— Quand je l’ai épousée, dit l’avocat, c’était une belle fille blonde et appétissante. Pendant vingt ans je l’ai regardée grossir, je l’ai regardée vieillir. J’avais l’impression… Je ne sais pas : que cela signifiait quelque chose ; que cela conduisait quelque part. Et puis non ! L’assiette qui tourne au bout d’un bâton de jongleur ne signifie rien non plus. Je suis une assiette au bout d’un bâton, Lisa.
« Je tourne, je tourne… Le mouvement se ralentit progressivement. Un jour je tomberai et me briserai.
Il rabattit d’un geste brusque le couvercle de la valise car la vue des vêtements l’incommodait.
— Vous avez remarqué les nombreuses plantes vertes qui prétendent orner mon appartement ?
— Oui. Elles sont belles, fit Lisa, sincère.
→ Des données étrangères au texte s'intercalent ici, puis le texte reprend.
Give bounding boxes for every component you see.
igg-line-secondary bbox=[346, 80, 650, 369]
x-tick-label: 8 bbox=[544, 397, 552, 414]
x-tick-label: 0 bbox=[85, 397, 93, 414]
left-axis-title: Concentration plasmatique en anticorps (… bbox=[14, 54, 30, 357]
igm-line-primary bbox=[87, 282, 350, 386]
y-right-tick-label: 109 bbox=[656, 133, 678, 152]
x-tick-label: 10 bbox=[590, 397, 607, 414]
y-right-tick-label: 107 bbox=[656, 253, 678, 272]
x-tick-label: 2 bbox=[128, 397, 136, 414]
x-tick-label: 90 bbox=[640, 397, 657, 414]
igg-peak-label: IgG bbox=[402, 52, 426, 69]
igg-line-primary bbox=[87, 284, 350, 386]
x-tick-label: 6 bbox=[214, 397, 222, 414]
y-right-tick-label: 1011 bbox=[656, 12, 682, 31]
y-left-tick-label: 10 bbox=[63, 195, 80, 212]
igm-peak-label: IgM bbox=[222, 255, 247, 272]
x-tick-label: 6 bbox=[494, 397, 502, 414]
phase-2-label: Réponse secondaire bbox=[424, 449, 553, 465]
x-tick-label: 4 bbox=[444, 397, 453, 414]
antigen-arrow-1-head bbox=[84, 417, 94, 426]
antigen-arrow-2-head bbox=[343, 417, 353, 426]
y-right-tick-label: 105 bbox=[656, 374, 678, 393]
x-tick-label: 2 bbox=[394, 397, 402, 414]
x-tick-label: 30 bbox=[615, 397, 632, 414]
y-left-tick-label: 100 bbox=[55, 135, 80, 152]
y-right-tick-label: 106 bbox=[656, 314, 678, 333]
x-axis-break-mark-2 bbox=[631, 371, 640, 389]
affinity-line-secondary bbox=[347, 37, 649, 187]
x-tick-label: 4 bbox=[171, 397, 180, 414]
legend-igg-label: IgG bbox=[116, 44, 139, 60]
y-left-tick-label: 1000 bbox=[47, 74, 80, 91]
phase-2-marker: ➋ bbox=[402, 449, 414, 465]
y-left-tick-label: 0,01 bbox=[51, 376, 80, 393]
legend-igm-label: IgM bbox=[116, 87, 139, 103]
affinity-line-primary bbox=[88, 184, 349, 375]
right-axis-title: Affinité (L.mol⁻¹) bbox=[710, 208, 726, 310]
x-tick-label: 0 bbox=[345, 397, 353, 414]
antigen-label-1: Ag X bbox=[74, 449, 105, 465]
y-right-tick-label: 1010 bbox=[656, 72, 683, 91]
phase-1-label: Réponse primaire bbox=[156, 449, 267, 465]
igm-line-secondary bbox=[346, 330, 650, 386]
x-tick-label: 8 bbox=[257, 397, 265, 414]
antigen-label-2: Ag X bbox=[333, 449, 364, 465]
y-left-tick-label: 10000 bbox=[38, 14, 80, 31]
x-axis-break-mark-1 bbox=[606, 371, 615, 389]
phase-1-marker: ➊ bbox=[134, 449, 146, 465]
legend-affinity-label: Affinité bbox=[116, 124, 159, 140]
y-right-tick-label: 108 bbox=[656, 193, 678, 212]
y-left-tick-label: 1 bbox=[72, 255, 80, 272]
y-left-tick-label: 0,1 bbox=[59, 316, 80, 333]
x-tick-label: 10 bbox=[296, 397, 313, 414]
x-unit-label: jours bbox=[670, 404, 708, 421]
— Tous les matins, Lotte les essuie feuille après feuille avant de les arroser et de les gaver d’engrais mystérieux. Ce sont nos enfants. Nous avons eu des plantes vertes ensemble. Lotte et moi. D’autres ont des oiseaux, des chiens, des chats ou des poissons exotiques… D’autres ont des enfants ! Je vis dans une serre et, par instants, j’avais un peu l’impression de devenir végétal.
— Vous aviez ? souligna-t-elle, surprise par cet imparfait.
Il la prit aux épaules. Personne n’avait jamais mis ses mains ainsi sur les épaules de Lisa. C’étaient des mains sûres et ferventes.
— Lisa, je ne sais pas si nous réussirons l’évasion de votre Frank, mais je peux assurer que nous avons réussi la mienne.
Une musique hystérique éclata tout à coup. Ils sursautèrent et se tournèrent vers Paulo qui venait d’entrer en balançant à bout de bras un transistor en marche. Le poste ronflait à plein régime, au paroxysme de ses possibilités. Paulo jeta un regard coagulé sur le couple. Il fixait les mains blanches de Gessler toujours posées sur les épaules de Lisa.
Les mâchoires crispées, Paulo referma la porte vitrée d’un coup de talon. Les carreaux fêlés chantèrent. Grincheux, le petit homme s’avança, posa le poste de radio sur le bureau et rendit à Gessler ses clés de voiture. Gessler avait retiré ses mains, Paulo montra le poste.
— Il a une bonne sonorité, dit-il, on sent que c’est made in Germany !
Gessler coupa le contact et l’appareil redevint silencieux.
— Il est inutile de le faire marcher maintenant, trancha l’avocat.
— Vous croyez qu’ils sont dans le tunnel, maintenant ? demanda Lisa.
Gessler regarda sa montre.
— C’est possible.
— C’est dans le premier ou dans le second ascenseur que ça doit se passer ? demanda-t-elle.
— Dans le second, c’est-à-dire dans celui de la remontée. Il était préférable de leur laisser traverser le fleuve, sinon, en cas d’anicroche, ils se seraient fait bloquer dans le tunnel.